Overall, Seehafer believes the division is genuinely the friendly face of the breed show. People feel welcome to compete at their level on a smaller budget, with a horse that otherwise could not show in the three-gaited classes. In addition, she says most competitors are incredibly friendly and supportive of one another because they’re just happy to be a part of the community and show the animals they love.


Ultimately, many associations have reported concerns over decreased attendance at major shows. Perhaps one of the best ways to boost show attendance is by allowing more people with differing skills, income, and experience levels to participate. Additionally, allowing horses to compete in a division that doesn’t require them to lope, adds value and longevity to animals that otherwise would not be deemed suitable contenders for top-level shows. 

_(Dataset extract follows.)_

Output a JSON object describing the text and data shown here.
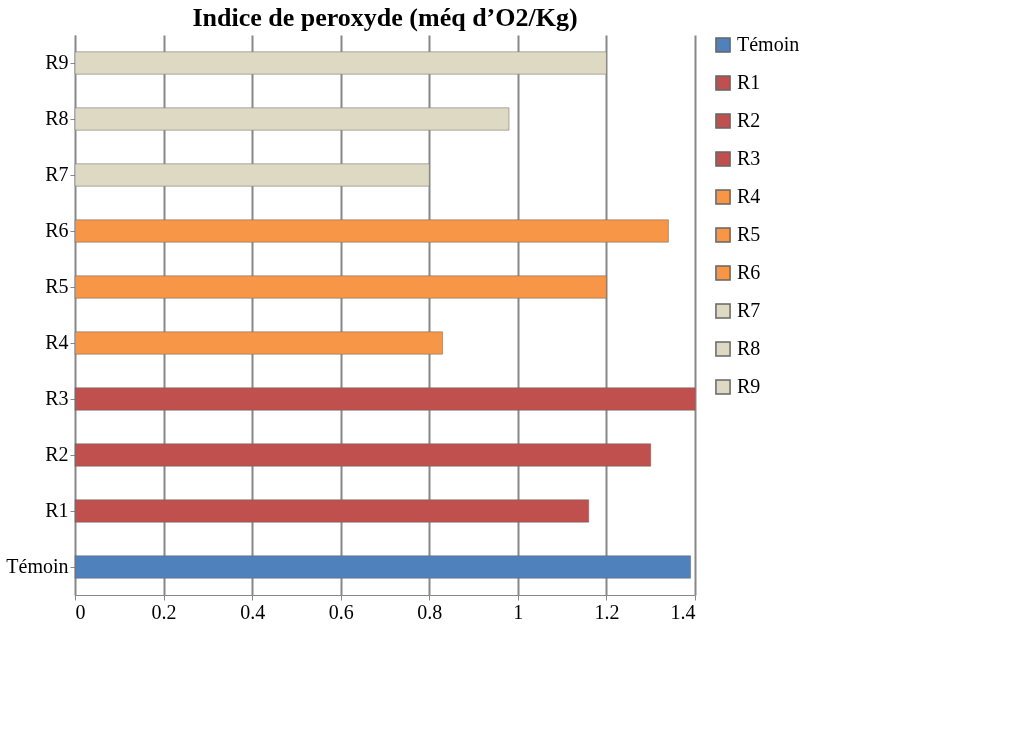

Therefore, it is no surprise that riders, trainers, and maybe even the animals themselves are loving the walk/trot offerings. This more inclusive division seems well on its way to becoming one of the most competitive and well-attended classes across breeds.

About the Author:  Megan Rechberg has been riding horses on-and-off since she was in sixth grade. She works as a full-time mom to son Jackson and daughter Sterling, part-time litigation attorney, and social media manager for up-and-coming APHA stallions.